Kojagrat Purnima

Kojagrat Purnima

Kojagrat Purnima is a national festive day in Nepal. It is not a separate holiday, however, but is the final day of the 15-day Hindu festival of Dashain. Dashain is the longest and most important of all holidays on the Nepali calendar.

Kojagrat Purnima also called simply Purnima, is the day on which the Hindu goddess Maha Laxmi is worshiped in accordance with the instructions found in the Hindu scriptures. Maha Laxmi is the goddess of wealth in Hinduism, and on the night of Purnima, she is said to wander about looking for those who have kept themselves up all night in her honor in order to grant them future prosperity.

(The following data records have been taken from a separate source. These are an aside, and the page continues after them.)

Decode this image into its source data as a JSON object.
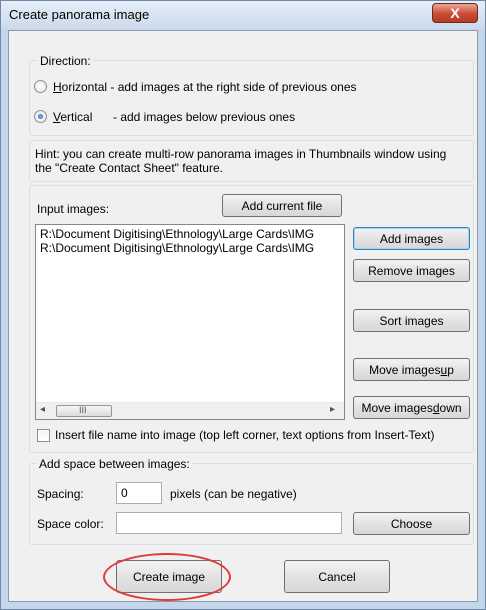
{
  "window": {
    "title": "Create panorama image",
    "close_glyph": "X"
  },
  "direction": {
    "label": "Direction:",
    "horizontal": {
      "key": "H",
      "rest": "orizontal - add images at the right side of previous ones",
      "selected": false
    },
    "vertical": {
      "key": "V",
      "rest": "ertical",
      "desc": "- add images below previous ones",
      "selected": true
    }
  },
  "hint": {
    "line1": "Hint: you can create multi-row panorama images in Thumbnails window using",
    "line2": "the \"Create Contact Sheet\" feature."
  },
  "input_images": {
    "label": "Input images:",
    "add_current_file": "Add current file",
    "files": [
      "R:\\Document Digitising\\Ethnology\\Large Cards\\IMG",
      "R:\\Document Digitising\\Ethnology\\Large Cards\\IMG"
    ],
    "scroll_left": "◂",
    "scroll_right": "▸",
    "thumb_grip": "III",
    "add_images": "Add images",
    "remove_images": "Remove images",
    "sort_images": "Sort images",
    "move_up": {
      "pre": "Move images ",
      "key": "u",
      "post": "p"
    },
    "move_down": {
      "pre": "Move images ",
      "key": "d",
      "post": "own"
    },
    "insert_filename": {
      "label": "Insert file name into image (top left corner, text options from Insert-Text)",
      "checked": false
    }
  },
  "spacing": {
    "label": "Add space between images:",
    "spacing_label": "Spacing:",
    "spacing_value": "0",
    "spacing_hint": "pixels (can be negative)",
    "space_color_label": "Space color:",
    "space_color_value": "",
    "choose": "Choose"
  },
  "footer": {
    "create_image": "Create image",
    "cancel": "Cancel"
  },
  "colors": {
    "annotation": "#e03a3a",
    "title_bar": "#cbdaec",
    "close_button": "#cc4b33"
  }
}
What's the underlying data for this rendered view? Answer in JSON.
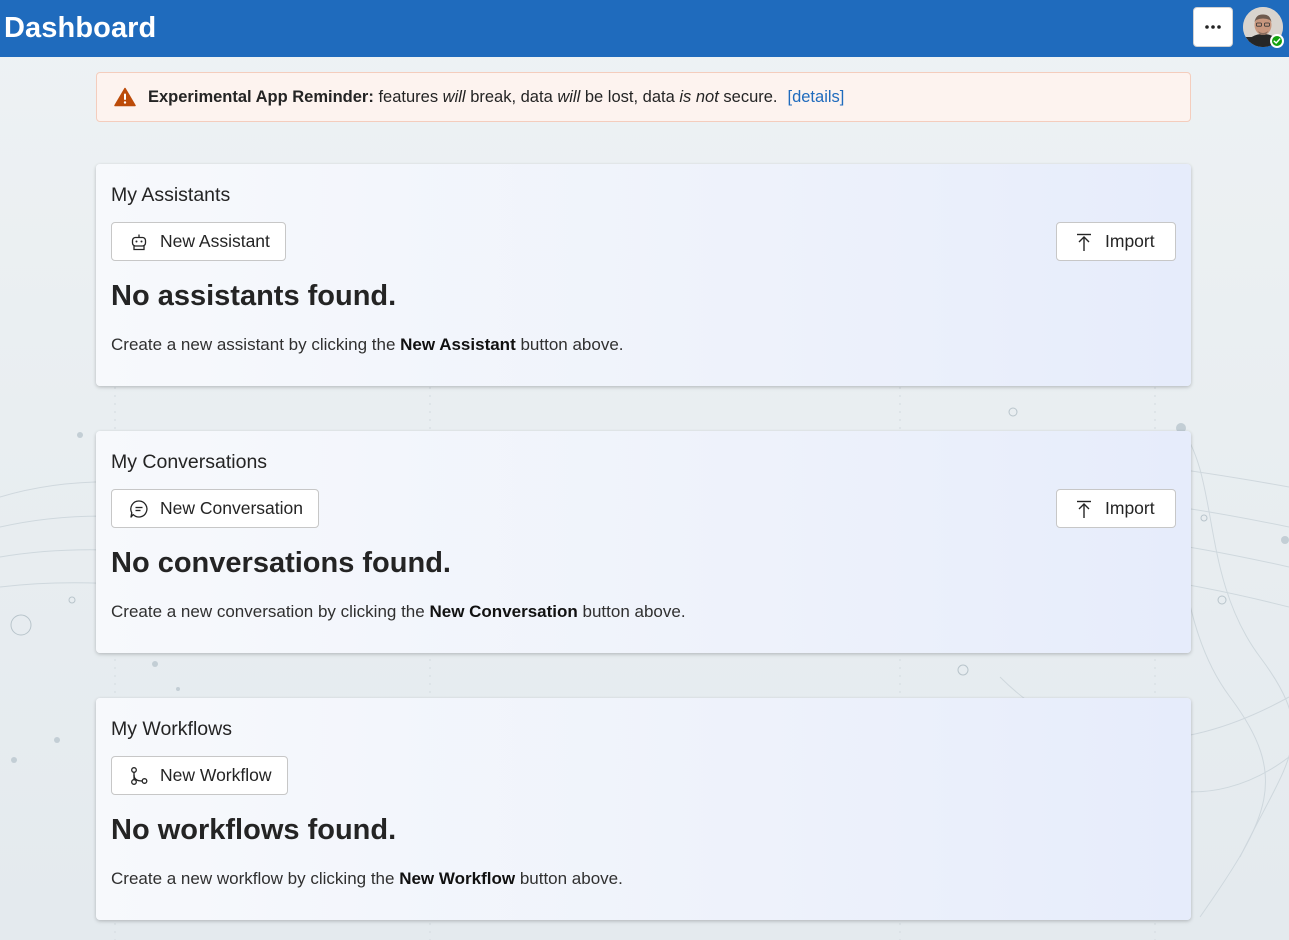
{
  "header": {
    "title": "Dashboard",
    "more_icon": "ellipsis-icon",
    "avatar_icon": "user-avatar",
    "presence_icon": "available-check-icon"
  },
  "banner": {
    "icon": "warning-icon",
    "label": "Experimental App Reminder:",
    "text_1": "features",
    "em_1": "will",
    "text_2": "break, data",
    "em_2": "will",
    "text_3": "be lost, data",
    "em_3": "is not",
    "text_4": "secure.",
    "details_link": "[details]"
  },
  "sections": {
    "assistants": {
      "title": "My Assistants",
      "new_button": "New Assistant",
      "new_icon": "bot-icon",
      "import_button": "Import",
      "import_icon": "arrow-upload-icon",
      "empty_title": "No assistants found.",
      "empty_pre": "Create a new assistant by clicking the",
      "empty_bold": "New Assistant",
      "empty_post": "button above."
    },
    "conversations": {
      "title": "My Conversations",
      "new_button": "New Conversation",
      "new_icon": "chat-icon",
      "import_button": "Import",
      "import_icon": "arrow-upload-icon",
      "empty_title": "No conversations found.",
      "empty_pre": "Create a new conversation by clicking the",
      "empty_bold": "New Conversation",
      "empty_post": "button above."
    },
    "workflows": {
      "title": "My Workflows",
      "new_button": "New Workflow",
      "new_icon": "workflow-icon",
      "empty_title": "No workflows found.",
      "empty_pre": "Create a new workflow by clicking the",
      "empty_bold": "New Workflow",
      "empty_post": "button above."
    }
  },
  "colors": {
    "header_bg": "#1f6bbd",
    "warning": "#bc4b09",
    "link": "#1f6bbd",
    "presence": "#13a10e"
  }
}
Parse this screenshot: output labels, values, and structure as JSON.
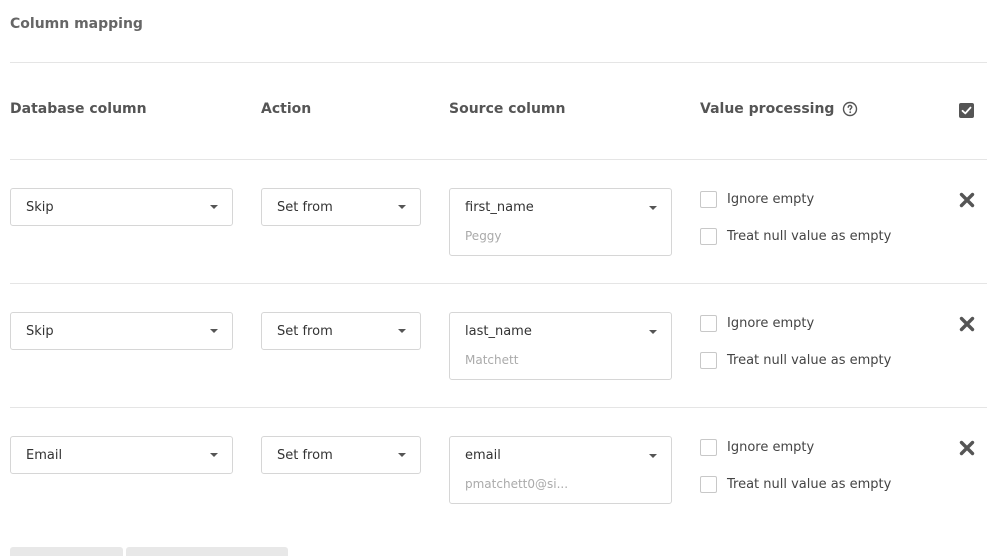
{
  "section": {
    "title": "Column mapping"
  },
  "headers": {
    "database_column": "Database column",
    "action": "Action",
    "source_column": "Source column",
    "value_processing": "Value processing"
  },
  "icons": {
    "help": "question-circle-icon",
    "remove": "close-x-icon",
    "select_all": "checkbox-checked-icon"
  },
  "colors": {
    "text": "#333333",
    "muted": "#aaaaaa",
    "border": "#d6d6d6",
    "icon": "#555555"
  },
  "rows": [
    {
      "database_column": "Skip",
      "action": "Set from",
      "source_column": "first_name",
      "source_sample": "Peggy",
      "ignore_empty_label": "Ignore empty",
      "treat_null_label": "Treat null value as empty",
      "ignore_empty": false,
      "treat_null": false
    },
    {
      "database_column": "Skip",
      "action": "Set from",
      "source_column": "last_name",
      "source_sample": "Matchett",
      "ignore_empty_label": "Ignore empty",
      "treat_null_label": "Treat null value as empty",
      "ignore_empty": false,
      "treat_null": false
    },
    {
      "database_column": "Email",
      "action": "Set from",
      "source_column": "email",
      "source_sample": "pmatchett0@si...",
      "ignore_empty_label": "Ignore empty",
      "treat_null_label": "Treat null value as empty",
      "ignore_empty": false,
      "treat_null": false
    }
  ]
}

When the goddess arrives at a house, she is thought to utter the words, “Ko jageko chha?,” meaning “Who is awake?” From this phrase came the “kojagrat” portion of this holiday’s name. Maha Laxmi is especially pleased if she finds devotees up engaged in gambling. Some also fast all day on Kojagrat Purnima, and many try to stay up throughout the entire night.

On the first day of Dashain, called Ghatasthapana, a vessel filled with holy water called a “kalash” is set up in a prayer room called a Dashain Ghar. Barley, jamara, and other seeds are planted in it and allowed to grow during Dashain. On the final day, Kojagrat Purnima, the Kalash’s contents are removed from the house and thrown into a holy river nearby. This act is symbolic of the Dashain festival coming to an end.

Also on Kojagrat Purnima, a new festival of lighting lamps and giving special offerings to the Hindu god Bishnu begins.

Much of the activity for Kojagrat Purnima is highly religious and somewhat private in nature. However, there are many beautifully adorned temples throughout Nepal for tourists to see, and Purnima is a very appropriate time to visit them.